Transnational families have attracted major attention in the field of transnational migration studies, as “the provenance of most everyday migrant transnationalism is within families”[1]. Family solidarities and intergenerational resources over borders take various forms, and transnational families possess the capacity to exchange the same types of care and support as non-dispersed families, i.e. emotional/moral, financial, practical, personal support, and provisions of accommodation[2]. In addition, there are complex factors influencing the transnational family caregiving arrangements, at the intersection of institutional contexts and family configurations, norms and obligations, in conjunction with gender, class and ethnicity[3]. Beside the ‘imagined’ dimension which is at the core of the sense of ‘familyhood’ over borders, migrants and their relatives develop ways of ‘doing family’[4] based on a sense of shared presence constructed in different ways. Furthermore, in a ‘polymedia’ environment[5], ICTs and digital communication contribute to the renewal of ‘family practices’ and generate ‘ordinary co-presence’ routines[6].

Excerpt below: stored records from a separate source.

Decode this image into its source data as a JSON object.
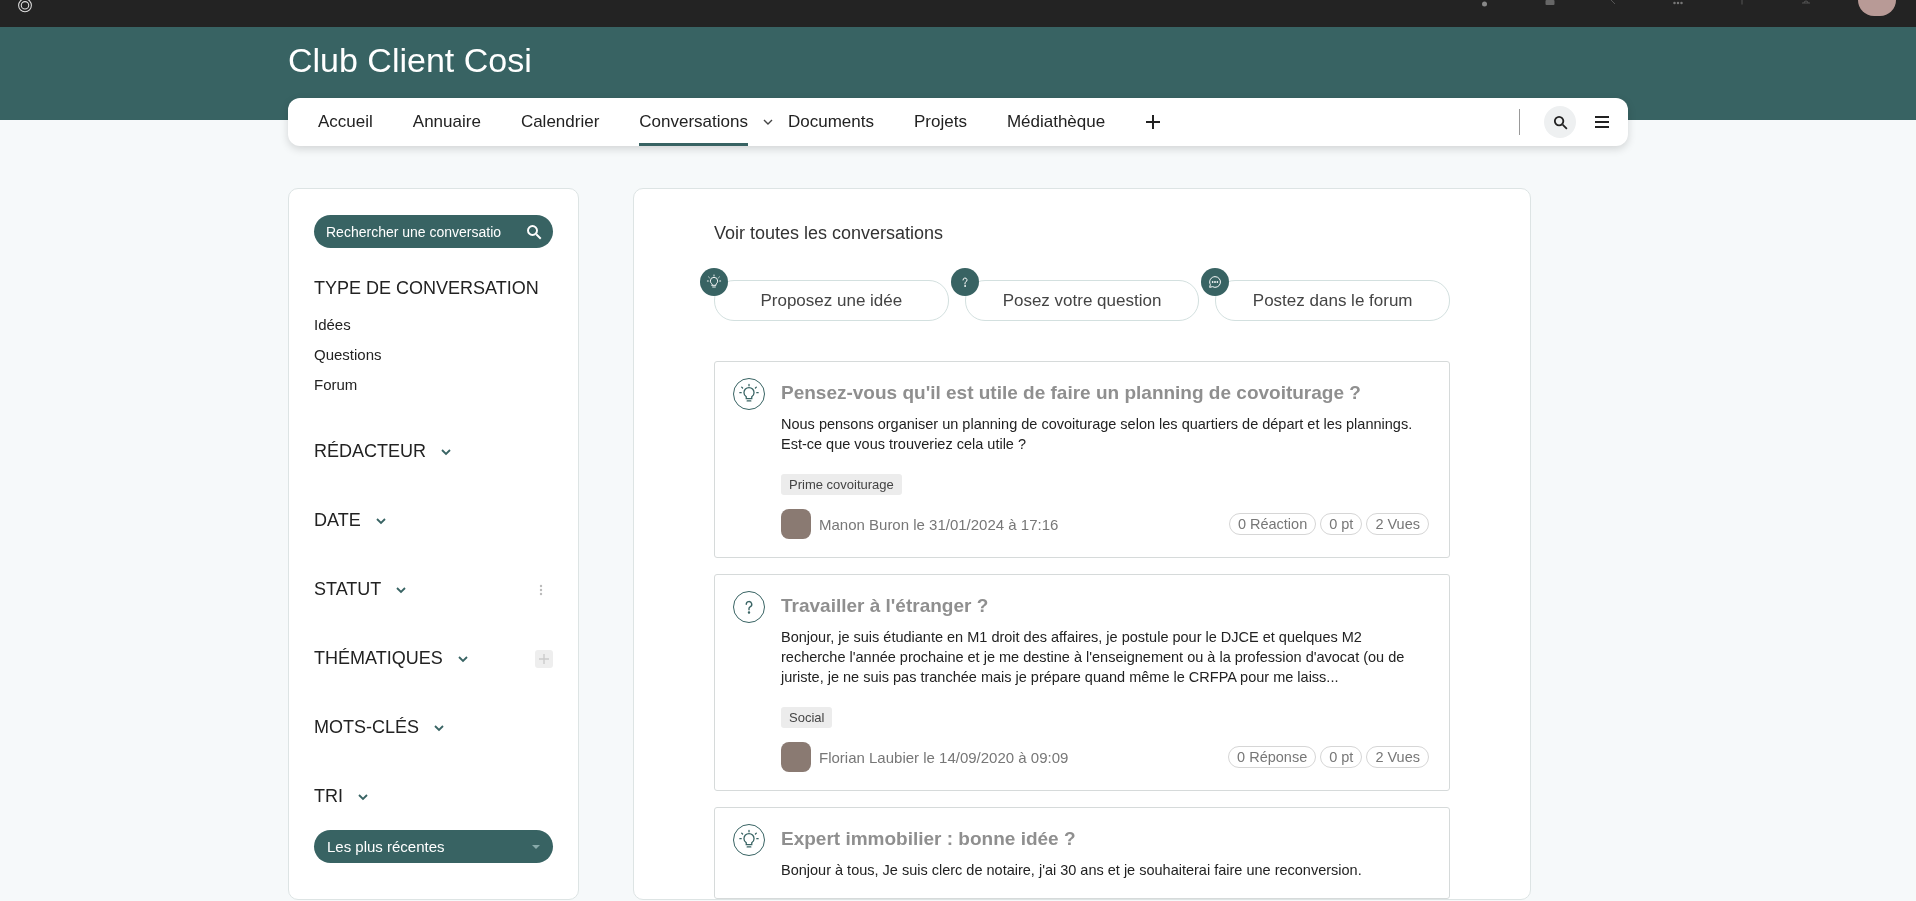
{
  "site": {
    "title": "Club Client Cosi"
  },
  "nav": {
    "items": [
      {
        "label": "Accueil",
        "selected": false,
        "has_menu": false
      },
      {
        "label": "Annuaire",
        "selected": false,
        "has_menu": false
      },
      {
        "label": "Calendrier",
        "selected": false,
        "has_menu": false
      },
      {
        "label": "Conversations",
        "selected": true,
        "has_menu": true
      },
      {
        "label": "Documents",
        "selected": false,
        "has_menu": false
      },
      {
        "label": "Projets",
        "selected": false,
        "has_menu": false
      },
      {
        "label": "Médiathèque",
        "selected": false,
        "has_menu": false
      }
    ]
  },
  "sidebar": {
    "search": {
      "placeholder": "Rechercher une conversatio"
    },
    "sections": [
      {
        "kind": "list",
        "title": "TYPE DE CONVERSATION",
        "items": [
          "Idées",
          "Questions",
          "Forum"
        ]
      },
      {
        "kind": "dropdown",
        "title": "RÉDACTEUR"
      },
      {
        "kind": "dropdown",
        "title": "DATE"
      },
      {
        "kind": "dropdown",
        "title": "STATUT",
        "more_menu": true
      },
      {
        "kind": "dropdown",
        "title": "THÉMATIQUES",
        "add_button": true
      },
      {
        "kind": "dropdown",
        "title": "MOTS-CLÉS"
      },
      {
        "kind": "dropdown",
        "title": "TRI",
        "select": "Les plus récentes"
      }
    ]
  },
  "main": {
    "heading": "Voir toutes les conversations",
    "actions": [
      {
        "kind": "idea",
        "label": "Proposez une idée"
      },
      {
        "kind": "question",
        "label": "Posez votre question"
      },
      {
        "kind": "forum",
        "label": "Postez dans le forum"
      }
    ],
    "conversations": [
      {
        "kind": "idea",
        "title": "Pensez-vous qu'il est utile de faire un planning de covoiturage ?",
        "excerpt": "Nous pensons organiser un planning de covoiturage selon les quartiers de départ et les plannings. Est-ce que vous trouveriez cela utile ?",
        "tag": "Prime covoiturage",
        "author": "Manon Buron le 31/01/2024 à 17:16",
        "stats": [
          "0 Réaction",
          "0 pt",
          "2 Vues"
        ]
      },
      {
        "kind": "question",
        "title": "Travailler à l'étranger ?",
        "excerpt": "Bonjour, je suis étudiante en M1 droit des affaires, je postule pour le DJCE et quelques M2 recherche l'année prochaine et je me destine à l'enseignement ou à la profession d'avocat (ou de juriste, je ne suis pas tranchée mais je prépare quand même le CRFPA pour me laiss...",
        "tag": "Social",
        "author": "Florian Laubier le 14/09/2020 à 09:09",
        "stats": [
          "0 Réponse",
          "0 pt",
          "2 Vues"
        ]
      },
      {
        "kind": "idea",
        "title": "Expert immobilier : bonne idée ?",
        "excerpt": "Bonjour à tous, Je suis clerc de notaire, j'ai 30 ans et je souhaiterai faire une reconversion."
      }
    ]
  }
}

This conference aims at addressing the diversity of ‘doing family’ processes in transnational settings. We welcome papers from the field of transnational families’ studies with a special interest in, but not restricted to, the following aspects: intergenerational solidarity within transnational families; transnational grandparenting and circulation of care; the elderly within transnational families; children in transnational families; bi-national families. We invite original contributions based on empirical evidence that investigate the ways ‘family practices’ renew in transnational contexts, and the strategies of displaying that transnational families use; we also encourage papers addressing methodological aspects of transnational family research, with particular focus on innovative approaches.

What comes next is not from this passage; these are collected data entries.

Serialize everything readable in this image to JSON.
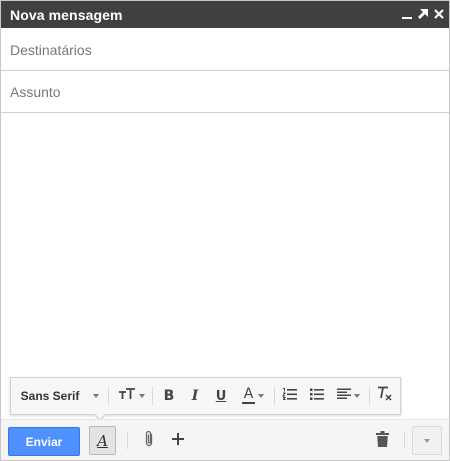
{
  "window": {
    "title": "Nova mensagem",
    "controls": [
      "minimize-icon",
      "expand-icon",
      "close-icon"
    ]
  },
  "fields": {
    "to_placeholder": "Destinatários",
    "to_value": "",
    "subject_placeholder": "Assunto",
    "subject_value": ""
  },
  "body": {
    "text": ""
  },
  "formatting": {
    "font_family": "Sans Serif",
    "buttons": [
      "font-family",
      "font-size-icon",
      "bold-icon",
      "italic-icon",
      "underline-icon",
      "text-color-icon",
      "numbered-list-icon",
      "bulleted-list-icon",
      "align-icon",
      "remove-formatting-icon"
    ],
    "bold_label": "B",
    "italic_label": "I",
    "underline_label": "U",
    "text_color_label": "A",
    "text_color": "#444444"
  },
  "bottom_bar": {
    "send_label": "Enviar",
    "formatting_toggle_label": "A",
    "icons": [
      "attach-icon",
      "plus-icon",
      "trash-icon",
      "more-options-icon"
    ]
  },
  "colors": {
    "titlebar": "#404040",
    "send_button": "#4d90fe",
    "send_border": "#3079ed"
  }
}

Abstracts of no more than 250 words including authors’ names, titles, emails and institutional affiliations should be sent before the February 15, 2017 to the email addresses: viorela.ducu@transnationalfamilies.ro and mihaela.nedelcu@unine.ch. The organizers intend to publish a volume at an international publisher based on a selection of the conference papers. The authors who would like to publish in the volume are expected to also submit an extended abstract (between 6000-8000 characters) and a short biography (up to 400 characters) by January 31, 2017, also having the following deadlines in view: March 10, 2017 – first draft (24000-30000 characters); March 31st – feedback; May 31st – final version.

The conference is related to three ongoing research projects on transnational families:

  • „Intergenerational solidarities in transnational families. An approach through the care arrangements of the Zero Generation, these foreigner grandparents involved in raising their grandchildren in Switzerland”, funded by the Swiss National Science Foundation, Grant 100017_162645, 2015-2018; project manager: Mihaela Nedelcu, University of Neuchâtel, Switzerland.
  • „Confronting difference through the practices of transnational families”, funded by UEFISCSU Grant PN-II-TU-TE-2014-4-2087; project manager: Viorela Ducu, University of Babeş-Bolyai, Romania;
  • „Intergenerational solidarity in the context of work migration abroad. The situation of elderly left at home”, funded by UEFISCSU Grant PN-II-TU-TE-2014-4-1377; project manager: Mihaela Hărăguș, University of Babeş-Bolyai, Romania.

[1] Vertovec, S. (2009) Transnationalism, London : Routledge, p. 61.

[2] Baldassar, L., C.V. Baldock and R. Wilding (2007) Families caring across borders: migration, ageing and transnational caregiving, New York: Palgrave MacMillan.

[3] Kilkey M. and L. Merla (2014) Situating Transnational Families’ Care-Giving Arrangements: the role of institutional contexts. Global Networks. 14 (2), pp. 210-229.

[4] Morgan, H. G. D. (1996) Family connections. An introduction to family studies, Cambridge: Polity Press.

[5] Madianou, M. and D. Miller (2012) Migration and new media. Transnational families and polymedia, London: Routledge.

[6] Nedelcu, M. and M. Wyss (2016) “Doing family’ through ICT-mediated ordinary co-presence routines: Transnational communication practices of Romanian migrants in Switzerland”. Global Networks, 16 (2), pp. 202–218.